In the Alley Fight, that means making Slaughter bleed, but by accident. Patterson, utilizing a fairly routine slingshot, shoots Slaughter into the corner, but Slaughter’s signature bump involved going over the turnbuckles and hitting his head on the ring post. He does that here and runs the razor over his forehead quick as a flash, opening up beautifully, if a bit obviously given that the blood curtains down his face in a straight line. Already on spaghetti legs because the blows he’s taken have been all closed-fist and cowboy boot, begins to flail while Patterson zeroes in on the head wound with more shots to the turnbuckle and the heel of his boot.
That’s enough for The Grand Wizard, who managed Patterson when he was the Intercontinental Champion, to the heights of a feud against WWF Champion Bob Backlund (where Patterson tried to use brass knuckles, something he largely foils when Slaughter attempts it here. It’s a nice reversal of fortune for Slaughter, the towel Wizard throws into the ring as humiliating, for the “Marine,” as the white flag of surrender.
There are interesting bits to consider here, like Slaughter looking to continue the fight despite the towel, but really what I love about this match is how it’s a study in the careful escalation of violence, the way you can deliver on everything a match promises and still find a way of turning things up a little at the end, all without straying too far from punches and kicks, the most basic attacks professional wrestling.
We are, I hope, sufficiently advanced enough as a fandom where a match “just” being punches and kicks isn’t seen as a bad thing – I’ve lived through eras of workrate fetishism and find it very tiresome. I go back to matches like this not as proof that it’s possible to do a lot with a little, but because I think that there is no such thing as “a little” in wrestling, that how well wrestlers are able to manipulate the emotions of an audience has nothing to do with what moves they use – which is perhaps most evident here in the fact that Slaughter’s Cobra Clutch, a key to his character and the angle that leads us here, is totally abandoned.

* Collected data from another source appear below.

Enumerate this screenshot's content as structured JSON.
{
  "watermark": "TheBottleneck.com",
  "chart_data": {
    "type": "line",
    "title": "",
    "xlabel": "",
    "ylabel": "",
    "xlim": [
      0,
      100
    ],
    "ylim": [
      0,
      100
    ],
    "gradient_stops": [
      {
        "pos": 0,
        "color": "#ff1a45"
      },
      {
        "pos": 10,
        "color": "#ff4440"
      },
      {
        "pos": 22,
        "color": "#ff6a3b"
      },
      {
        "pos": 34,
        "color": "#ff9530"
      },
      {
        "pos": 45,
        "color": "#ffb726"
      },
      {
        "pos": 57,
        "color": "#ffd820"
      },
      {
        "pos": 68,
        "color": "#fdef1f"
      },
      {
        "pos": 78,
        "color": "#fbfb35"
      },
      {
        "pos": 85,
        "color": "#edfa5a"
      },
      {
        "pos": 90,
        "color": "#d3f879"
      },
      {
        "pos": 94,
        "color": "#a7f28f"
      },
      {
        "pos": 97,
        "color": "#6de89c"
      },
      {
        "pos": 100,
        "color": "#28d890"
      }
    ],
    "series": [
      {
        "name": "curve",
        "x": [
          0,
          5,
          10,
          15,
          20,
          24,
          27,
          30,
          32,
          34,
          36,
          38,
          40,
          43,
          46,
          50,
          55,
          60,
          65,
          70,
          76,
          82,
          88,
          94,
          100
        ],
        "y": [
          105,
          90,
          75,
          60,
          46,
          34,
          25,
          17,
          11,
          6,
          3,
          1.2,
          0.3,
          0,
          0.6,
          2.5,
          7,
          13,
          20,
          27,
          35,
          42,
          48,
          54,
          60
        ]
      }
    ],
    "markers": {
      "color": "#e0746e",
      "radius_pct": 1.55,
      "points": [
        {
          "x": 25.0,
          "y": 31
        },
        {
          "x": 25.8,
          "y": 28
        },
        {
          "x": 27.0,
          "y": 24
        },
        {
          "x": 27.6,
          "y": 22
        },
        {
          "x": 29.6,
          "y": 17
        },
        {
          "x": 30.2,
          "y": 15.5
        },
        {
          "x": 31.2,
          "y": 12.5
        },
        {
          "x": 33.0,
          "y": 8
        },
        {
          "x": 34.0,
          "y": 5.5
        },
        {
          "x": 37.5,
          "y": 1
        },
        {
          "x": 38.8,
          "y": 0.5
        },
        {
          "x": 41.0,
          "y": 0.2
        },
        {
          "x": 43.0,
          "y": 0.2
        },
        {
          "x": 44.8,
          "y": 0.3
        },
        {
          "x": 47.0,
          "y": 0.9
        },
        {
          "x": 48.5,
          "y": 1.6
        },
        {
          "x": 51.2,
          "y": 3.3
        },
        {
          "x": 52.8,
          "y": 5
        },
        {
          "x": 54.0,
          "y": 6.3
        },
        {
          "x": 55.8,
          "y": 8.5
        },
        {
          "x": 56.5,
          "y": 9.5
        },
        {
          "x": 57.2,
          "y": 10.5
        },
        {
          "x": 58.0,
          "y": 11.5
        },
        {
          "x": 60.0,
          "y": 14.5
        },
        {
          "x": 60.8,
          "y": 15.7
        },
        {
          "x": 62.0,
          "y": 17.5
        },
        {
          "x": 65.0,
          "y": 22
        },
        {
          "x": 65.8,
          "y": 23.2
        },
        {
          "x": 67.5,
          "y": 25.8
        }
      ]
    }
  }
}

Instead, you have a simple matter of injustice. Pat Patterson witnessed it, called it out, pursued the matter through interviews and Cobra Clutch Challenges and matches where things like rules and referees got in the way, and the question posited by the Alley Fight could not be simpler: wouldn’t you like to see Pat get his hands on Slaughter without all of that in the way?
Yeah, man – I would. Every punch, every kick, every strike with a belt or the heel of a boot is a resounding “fuck yeah” to the very real, very visceral, and ultimately very rare spectacle that is watching a bad man get exactly what he deserves. On this night, it’d take a miracle for Pat Patterson to lose. The nice thing about wrestling is that bad men rarely receive miracles. Sgt. Slaughter is a bad man.
The argument of the Alley Fight and its descendants is that maybe the babyface is just a little badder. Maybe the heel is lucky that the rules are standing between him and what he really deserves. The phrase “Fuck around and find out” has only been in common usage for a couple of years, but it’s the lifeblood of issues like this one. Is there agony in watching the heel fuck around? Yes, of course. But listen to the crowd roar when Slaughter comes out of the turnbuckle bloody, when they know he’s beaten before he does. That’s the joy of watching the heel find out. It just works.